Raccontare questo testo senza lasciarsi sfuggire anticipazioni, che potrebbero rovinare la lettura, non è cosa facilissima, è la storia di una donna e del momento in cui prende coscienza di sé comprendendo cosa ha determinato il suo agire nei primi quarant’anni di vita. Dall’autolesionismo della bulimia all’incapacità di creare relazioni sentimentali stabili, per arrivare alla scelta di diventare una madre sola, ricorrendo alla banca del seme in Spagna.
L’autrice sceglie una narrazione in prima persona su diversi piani temporali, abbiamo Adele del tempo presente, la sua versione bambina e adolescente con linguaggi e modi di esprimersi diversi, secondo la versione della protagonista che parla in un dato momento.
La scrittura, però, si rivela ostica in alcuni frangenti perché non sempre è chiaro quale “Adele” stia parlando non essendoci paragrafi distinti, grazie ai quali il lettore sarebbe stato favorito nell’individuare il passaggio da un piano temporale all’altro.
Si affrontano temi delicati e profondi ma l’autrice non li sviscera mai davvero.
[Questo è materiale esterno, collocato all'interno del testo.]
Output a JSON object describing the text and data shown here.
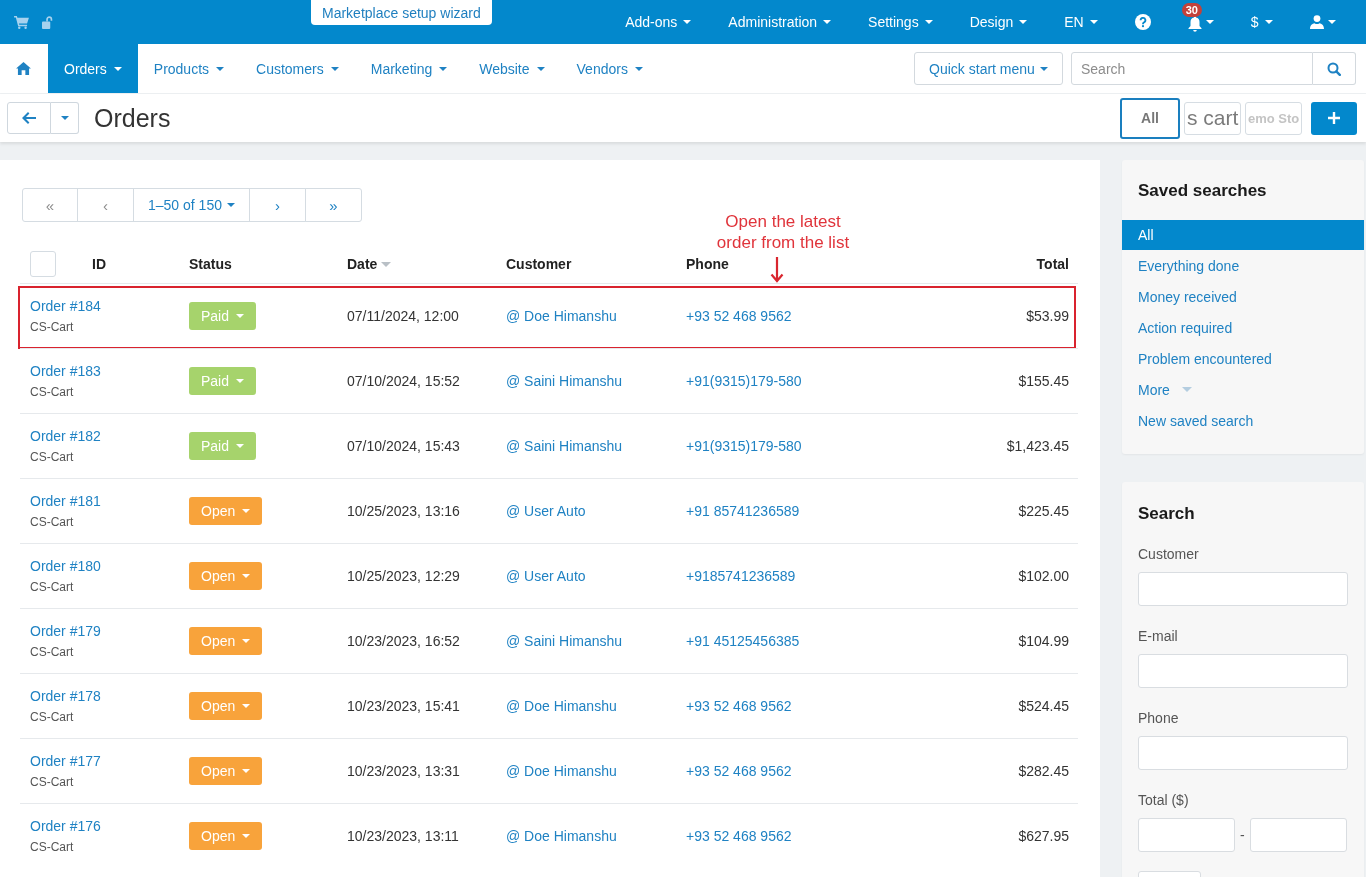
{
  "top_bar": {
    "wizard_button": "Marketplace setup wizard",
    "menu": [
      {
        "kind": "menu",
        "label": "Add-ons"
      },
      {
        "kind": "menu",
        "label": "Administration"
      },
      {
        "kind": "menu",
        "label": "Settings"
      },
      {
        "kind": "menu",
        "label": "Design"
      },
      {
        "kind": "menu",
        "label": "EN"
      },
      {
        "kind": "help"
      },
      {
        "kind": "notifications",
        "badge": "30"
      },
      {
        "kind": "menu",
        "label": "$"
      },
      {
        "kind": "user"
      }
    ]
  },
  "nav": {
    "items": [
      {
        "kind": "home",
        "selected": false
      },
      {
        "kind": "menu",
        "label": "Orders",
        "selected": true
      },
      {
        "kind": "menu",
        "label": "Products",
        "selected": false
      },
      {
        "kind": "menu",
        "label": "Customers",
        "selected": false
      },
      {
        "kind": "menu",
        "label": "Marketing",
        "selected": false
      },
      {
        "kind": "menu",
        "label": "Website",
        "selected": false
      },
      {
        "kind": "menu",
        "label": "Vendors",
        "selected": false
      }
    ],
    "quick_start": "Quick start menu",
    "search": {
      "placeholder": "Search"
    }
  },
  "page_header": {
    "title": "Orders",
    "storefronts": [
      {
        "kind": "text",
        "label": "All",
        "selected": true
      },
      {
        "kind": "logo",
        "label": "s cart",
        "selected": false
      },
      {
        "kind": "logo-bold",
        "label": "emo Sto",
        "selected": false
      }
    ]
  },
  "pagination": [
    {
      "kind": "nav",
      "label": "«",
      "disabled": true
    },
    {
      "kind": "nav",
      "label": "‹",
      "disabled": true
    },
    {
      "kind": "range",
      "label": "1–50 of 150",
      "disabled": false
    },
    {
      "kind": "nav",
      "label": "›",
      "disabled": false
    },
    {
      "kind": "nav",
      "label": "»",
      "disabled": false
    }
  ],
  "table": {
    "select_all": {
      "checked": false
    },
    "columns": [
      {
        "label": "ID",
        "sorted": false
      },
      {
        "label": "Status",
        "sorted": false
      },
      {
        "label": "Date",
        "sorted": true
      },
      {
        "label": "Customer",
        "sorted": false
      },
      {
        "label": "Phone",
        "sorted": false
      },
      {
        "label": "Total",
        "sorted": false
      }
    ],
    "rows": [
      {
        "id": "Order #184",
        "storefront": "CS-Cart",
        "status": {
          "label": "Paid",
          "color": "#a6d36c"
        },
        "date": "07/11/2024, 12:00",
        "customer": "@ Doe Himanshu",
        "phone": "+93 52 468 9562",
        "total": "$53.99",
        "highlighted": true
      },
      {
        "id": "Order #183",
        "storefront": "CS-Cart",
        "status": {
          "label": "Paid",
          "color": "#a6d36c"
        },
        "date": "07/10/2024, 15:52",
        "customer": "@ Saini Himanshu",
        "phone": "+91(9315)179-580",
        "total": "$155.45",
        "highlighted": false
      },
      {
        "id": "Order #182",
        "storefront": "CS-Cart",
        "status": {
          "label": "Paid",
          "color": "#a6d36c"
        },
        "date": "07/10/2024, 15:43",
        "customer": "@ Saini Himanshu",
        "phone": "+91(9315)179-580",
        "total": "$1,423.45",
        "highlighted": false
      },
      {
        "id": "Order #181",
        "storefront": "CS-Cart",
        "status": {
          "label": "Open",
          "color": "#f8a33b"
        },
        "date": "10/25/2023, 13:16",
        "customer": "@ User Auto",
        "phone": "+91 85741236589",
        "total": "$225.45",
        "highlighted": false
      },
      {
        "id": "Order #180",
        "storefront": "CS-Cart",
        "status": {
          "label": "Open",
          "color": "#f8a33b"
        },
        "date": "10/25/2023, 12:29",
        "customer": "@ User Auto",
        "phone": "+9185741236589",
        "total": "$102.00",
        "highlighted": false
      },
      {
        "id": "Order #179",
        "storefront": "CS-Cart",
        "status": {
          "label": "Open",
          "color": "#f8a33b"
        },
        "date": "10/23/2023, 16:52",
        "customer": "@ Saini Himanshu",
        "phone": "+91 45125456385",
        "total": "$104.99",
        "highlighted": false
      },
      {
        "id": "Order #178",
        "storefront": "CS-Cart",
        "status": {
          "label": "Open",
          "color": "#f8a33b"
        },
        "date": "10/23/2023, 15:41",
        "customer": "@ Doe Himanshu",
        "phone": "+93 52 468 9562",
        "total": "$524.45",
        "highlighted": false
      },
      {
        "id": "Order #177",
        "storefront": "CS-Cart",
        "status": {
          "label": "Open",
          "color": "#f8a33b"
        },
        "date": "10/23/2023, 13:31",
        "customer": "@ Doe Himanshu",
        "phone": "+93 52 468 9562",
        "total": "$282.45",
        "highlighted": false
      },
      {
        "id": "Order #176",
        "storefront": "CS-Cart",
        "status": {
          "label": "Open",
          "color": "#f8a33b"
        },
        "date": "10/23/2023, 13:11",
        "customer": "@ Doe Himanshu",
        "phone": "+93 52 468 9562",
        "total": "$627.95",
        "highlighted": false
      }
    ]
  },
  "annotation": {
    "text": "Open the latest order from the list"
  },
  "saved_searches": {
    "title": "Saved searches",
    "items": [
      {
        "kind": "link",
        "label": "All",
        "selected": true
      },
      {
        "kind": "link",
        "label": "Everything done",
        "selected": false
      },
      {
        "kind": "link",
        "label": "Money received",
        "selected": false
      },
      {
        "kind": "link",
        "label": "Action required",
        "selected": false
      },
      {
        "kind": "link",
        "label": "Problem encountered",
        "selected": false
      },
      {
        "kind": "dropdown",
        "label": "More",
        "selected": false
      },
      {
        "kind": "link",
        "label": "New saved search",
        "selected": false
      }
    ]
  },
  "search_panel": {
    "title": "Search",
    "fields": [
      {
        "kind": "text",
        "label": "Customer"
      },
      {
        "kind": "text",
        "label": "E-mail"
      },
      {
        "kind": "text",
        "label": "Phone"
      },
      {
        "kind": "range",
        "label": "Total ($)",
        "separator": "-"
      },
      {
        "kind": "small"
      }
    ]
  }
}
Alcuni personaggi, ad esempio i fratelli della protagonista, risultano deboli nella loro costruzione e presentati solo come figure di contorno mentre sarebbe stato bene dare loro un’identità precisa. Anche il modo in cui Adele supera la sua bulimia è descritto in modo superficiale e, a mio avviso, banalizzato.
Contiene, comunque, riflessioni meritevoli di considerazione ma mi sarei aspettata un altro livello di approfondimento su temi trattati.